BMS is a common failure point, as many are cheaply made. I am extremely picky about BMSed battery packs for this reason..

Kudos on learning instead of outsourcing :) if you are as crazy for ebikes as i am, knowing the ins and outs of the entire system will save your ass when you have a failure on the field.
"Love and compassion are necessities, not luxuries. Without them, humanity cannot survive." - Dalai Lama

My first major build: 1.6kW 8T MAC motor on a Trek 4500.
The new all-arounder: Leafmotor 1500w @ 4kW on a Turner O2 full suspension.
The monster scooter: 20" eZee on a Cannondale Semi Recumbent.
Whipper-snapper: ? on a lightweight BikeE Semi Recumbent

emr   100 mW

100 mW
Posts: 37
Joined: Apr 22 2018 5:37am

Re: The E-bike battery and a tale of perseverance...

Post by emr » Aug 05 2019 4:10pm

neptronix wrote:
Aug 05 2019 10:01am
Hate to say it but you never ruled out a bad cell as being a problem. What happens when one cell goes kaputz is that the nearby cells often overcompensate by being of higher voltage. So your multimeter may have missed a key piece of information by measuring 3 cells in series.
You are correct of course, but to confirm and fix that issue will be a much more difficult process.
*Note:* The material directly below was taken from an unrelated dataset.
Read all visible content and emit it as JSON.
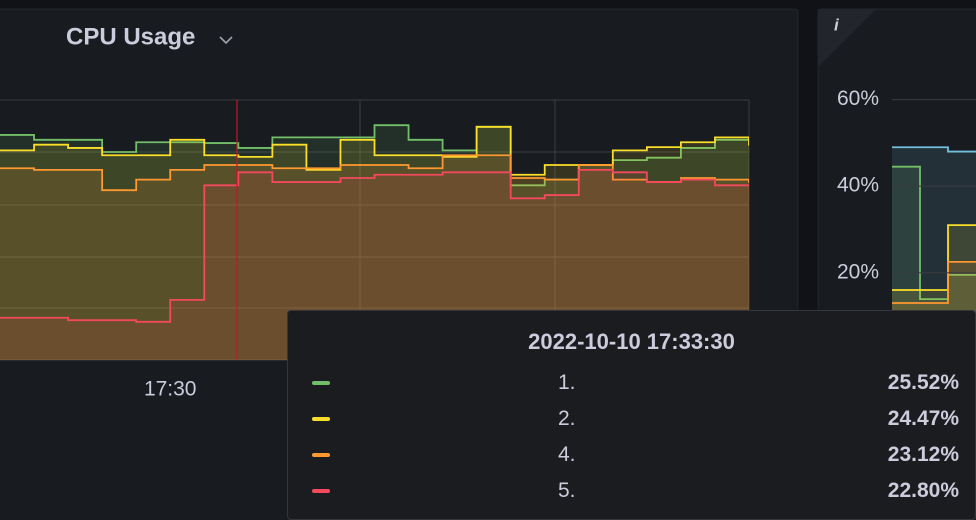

I will wait to see if it does prove to be a bad cell, and take action at that time. It may be that a bad cell can be resurrected to some degree if kept within happy charge/discharge limits.

Cheers from Emma

emr   100 mW

100 mW
Posts: 37
Joined: Apr 22 2018 5:37am

Re: The E-bike battery and a tale of perseverance...

Post by emr » Aug 06 2019 3:23am

neptronix wrote:
Aug 05 2019 10:01am
BMS is a common failure point, as many are cheaply made. I am extremely picky about BMSed battery packs for this reason..
@neptronix...

Please advise what constitutes a 'good' BMS, and where do you suggest is a good source to purchase.